Twenty years from now, one suspects we won’t still be awaiting the billion-dollar athlete 

From the vantage point of Sports Biz, reading the first issue of Inside Sport from 20 years ago is like listening to your parents talk about the price of bread back in the 1970s. Among the items in the magazine is a reference to Ian Baker-Finch’s haul of US$611,492 for finishing 16th on the US PGA Tour’s money list. Rising basketball big man Mark Bradtke was dreaming of cracking the NBA, which would earn him at the very least the league minimum salary of $200,000. Wallaby Tim Horan was being tempted, in an age-old practice, to leave his quasi-amateur sport for rugby league with a princely $100,000 lure.

Sports Biz photos by, Getty Images

You know how this goes. In 2011, the 16th-place finisher on the golf tour in the US pulled in $3.4 million. The lowest-paid non-playing benchwarmer in the NBA was on a salary of about $800,000. And in rugby league, the average player share of an NRL team’s salary cap was $172,000 – but Horan probably wouldn’t even be contemplating leaving rugby union at all, as the average Wallaby salary was more than double that.

At risk of verging into the territory of Monty Python’s Four Yorkshiremen sketch (“I was happier then, and I had nothin”), let it be said that those early editions of IS were clear-eyed – the commercial ethos was a bouncer coming at the head of sport and wasn’t going to be hooked away. The magazine was arriving at what was, in retrospect, an inflection point in the timeline of play-for-pay, when at the 1992 Olympics in Barcelona, the five-ring circus cast off amateurism as a principle, laying in rubble at the feet of the United States’ basketball Dream Team, as the Nike men among them discretely covered up Reebok logos while on the medal stand.

Some things don’t seem so different. There was a global recession then, a global recession now. Against that backdrop, the very richest sports stars were already making obscene amounts of money – a comparison of the periods by Forbes noted that Evander Holyfield was the most well-compensated athlete, with his US$60 million in earnings, comparable to the $75 million of sports’ reigning tycoon, Tiger Woods. Boxers back then still put the “prize” in “prizefighter”: Mike Tyson was second-richest, while George Foreman (note: it wasn’t from the grill, that arrived three years later) and Razor Ruddock were also in the top ten.
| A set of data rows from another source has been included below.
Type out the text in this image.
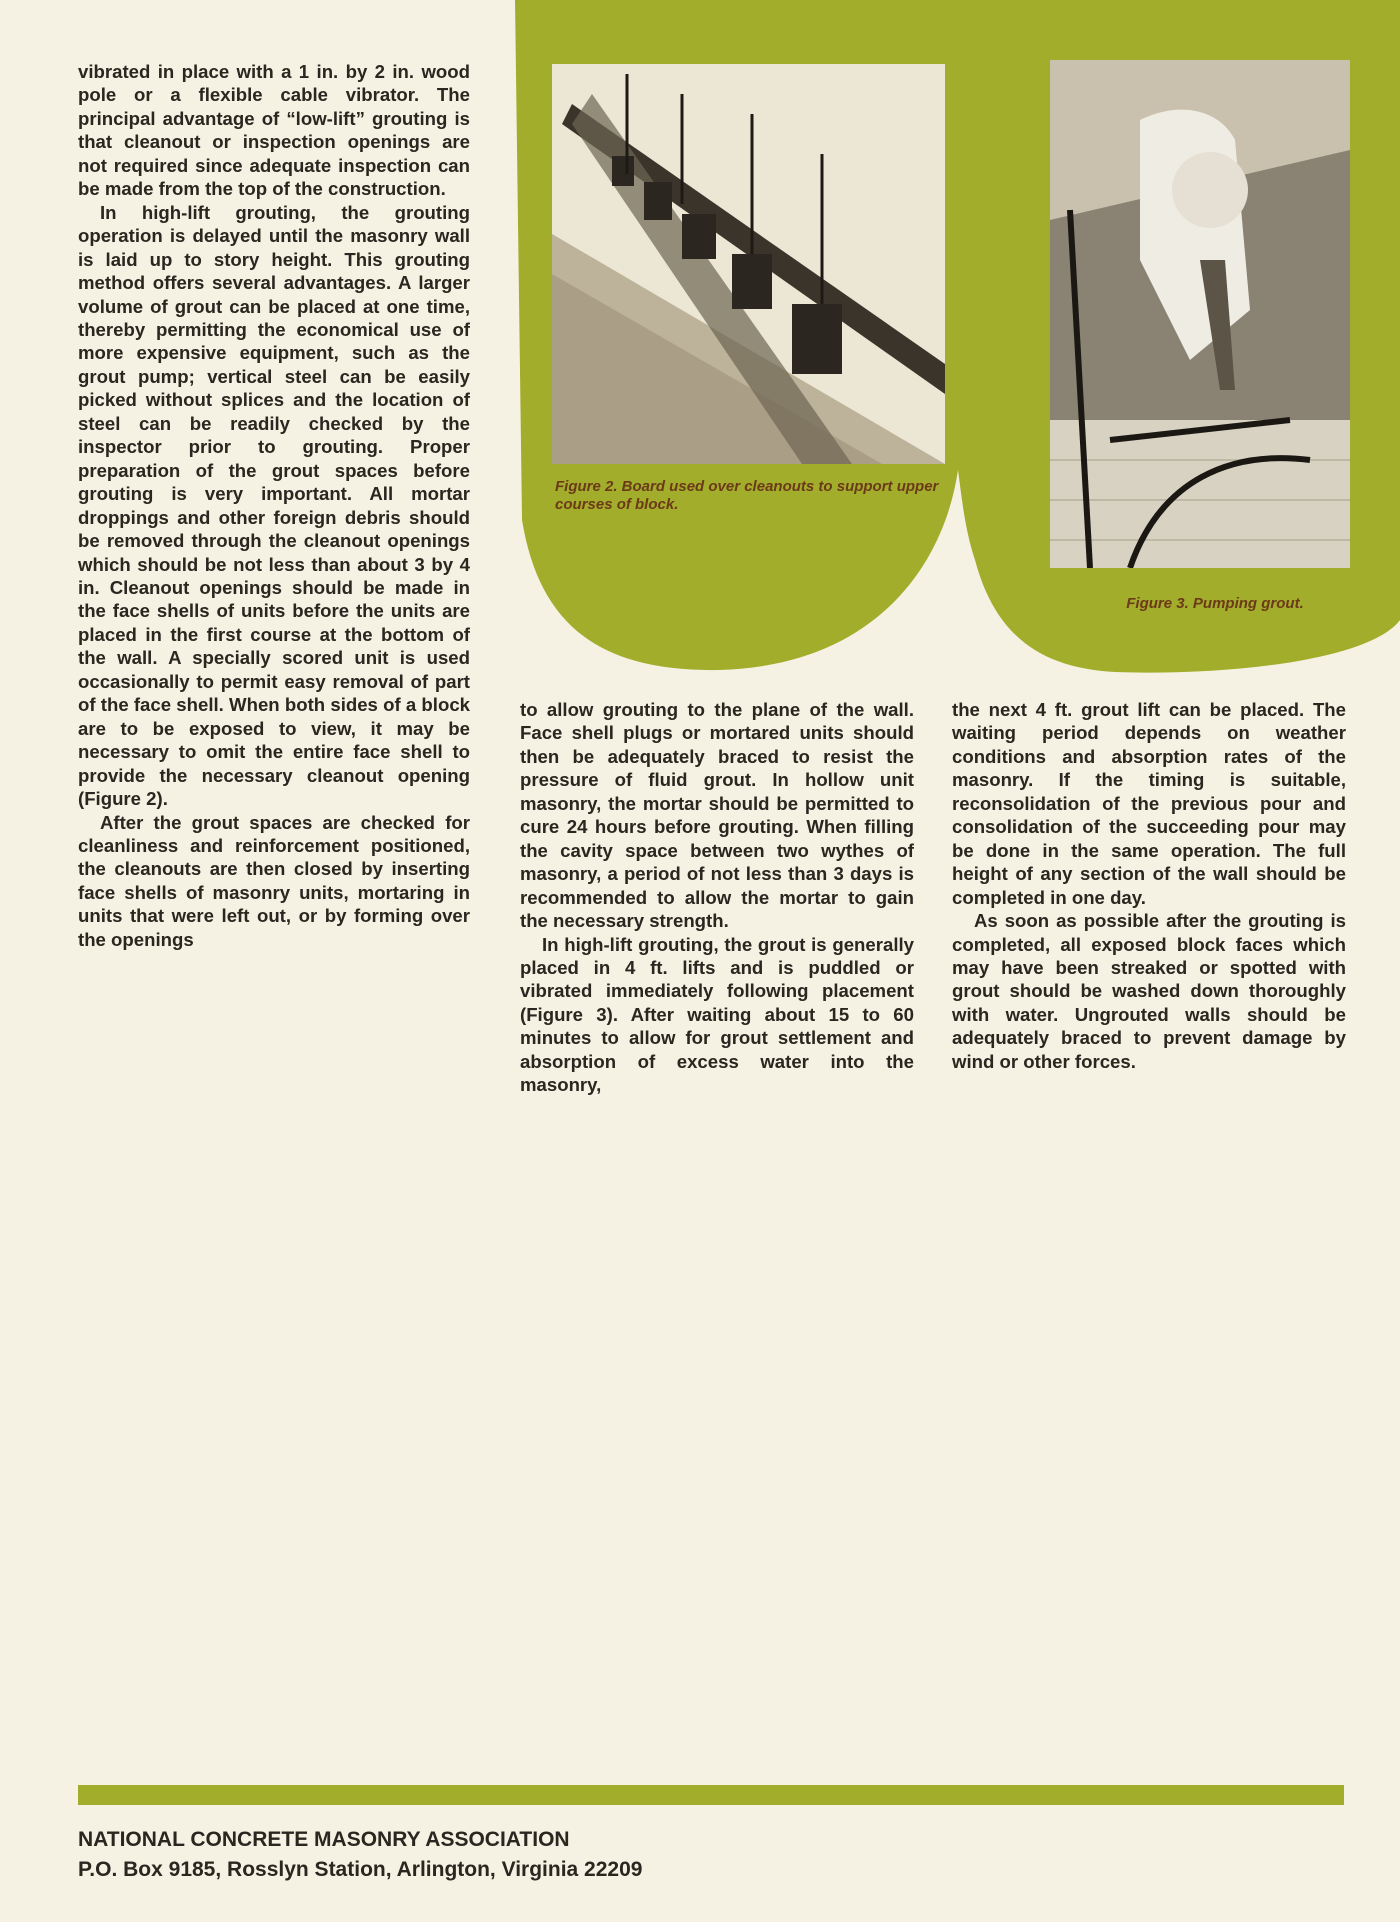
Figure 2. Board used over cleanouts to support upper courses of block.
Figure 3. Pumping grout.

vibrated in place with a 1 in. by 2 in. wood pole or a flexible cable vibrator. The principal advantage of “low-lift” grouting is that cleanout or inspection openings are not required since adequate inspection can be made from the top of the construction.

In high-lift grouting, the grouting operation is delayed until the masonry wall is laid up to story height. This grouting method offers several advantages. A larger volume of grout can be placed at one time, thereby permitting the economical use of more expensive equipment, such as the grout pump; vertical steel can be easily picked without splices and the location of steel can be readily checked by the inspector prior to grouting. Proper preparation of the grout spaces before grouting is very important. All mortar droppings and other foreign debris should be removed through the cleanout openings which should be not less than about 3 by 4 in. Cleanout openings should be made in the face shells of units before the units are placed in the first course at the bottom of the wall. A specially scored unit is used occasionally to permit easy removal of part of the face shell. When both sides of a block are to be exposed to view, it may be necessary to omit the entire face shell to provide the necessary cleanout opening (Figure 2).

After the grout spaces are checked for cleanliness and reinforcement positioned, the cleanouts are then closed by inserting face shells of masonry units, mortaring in units that were left out, or by forming over the openings

to allow grouting to the plane of the wall. Face shell plugs or mortared units should then be adequately braced to resist the pressure of fluid grout. In hollow unit masonry, the mortar should be permitted to cure 24 hours before grouting. When filling the cavity space between two wythes of masonry, a period of not less than 3 days is recommended to allow the mortar to gain the necessary strength.

In high-lift grouting, the grout is generally placed in 4 ft. lifts and is puddled or vibrated immediately following placement (Figure 3). After waiting about 15 to 60 minutes to allow for grout settlement and absorption of excess water into the masonry,

the next 4 ft. grout lift can be placed. The waiting period depends on weather conditions and absorption rates of the masonry. If the timing is suitable, reconsolidation of the previous pour and consolidation of the succeeding pour may be done in the same operation. The full height of any section of the wall should be completed in one day.

As soon as possible after the grouting is completed, all exposed block faces which may have been streaked or spotted with grout should be washed down thoroughly with water. Ungrouted walls should be adequately braced to prevent damage by wind or other forces.

NATIONAL CONCRETE MASONRY ASSOCIATION
P.O. Box 9185, Rosslyn Station, Arlington, Virginia 22209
The changing composition of Forbes’ list over the two decades tells a story. The ranks of boxers and F1 drivers have thinned out, and in their place, the team sports athletes have risen – four of the 20 on the list in 1991 compared to 11 now. Driven by ever-escalating television rights fees, the pay packets in the team games have put the lie to the old notion that individual sports were the gold-laden path.

Media exposure, it seems, is the gift that keeps on giving. A whole new class of devices, applications and social interactions in how

people consume sports promises to keep the money rolling in, to the ultimate reward of its top performers. In the past 20 years, rock and pop stars saw their industry’s economic model turned inside out. Movie stars are nervously watching the same thing slowly happening to them. But sports stardom is proving resilient, as the big game or the match of the day remains one of the few things that can command our attention in real time, and can’t be pirated or knocked off.

Even with the seven-figure benchmarks of yesterday morphing into eight and sometimes nine, there were things you would’ve expected

to happen by now. It’s mildly surprising that no prominent athlete has floated himself or herself on the stock exchange. More realistically, the moment is surely coming when team sport stars seize direct control of their clubs or franchises – taking equity stakes, as it were.

And there will be a time when a news item tells us of a superstar giving up the field of play to go into the far more lucrative world of hedge fund management.

Your columnist was once in a close-quarters media scrum surrounding Tiger Woods when the question was put to the golfer about reports that his wealth had crossed the billion-dollar mark. The look on his face was genuinely incredulous, as Woods replied: “I can assure you it’s not,” only for us to find out later, of course, it wasn’t his finances he was covering up. Twenty years from now, one suspects we won’t still be awaiting the billion-dollar athlete – and when we check back in, won’t it make all those sports salaries today look so small?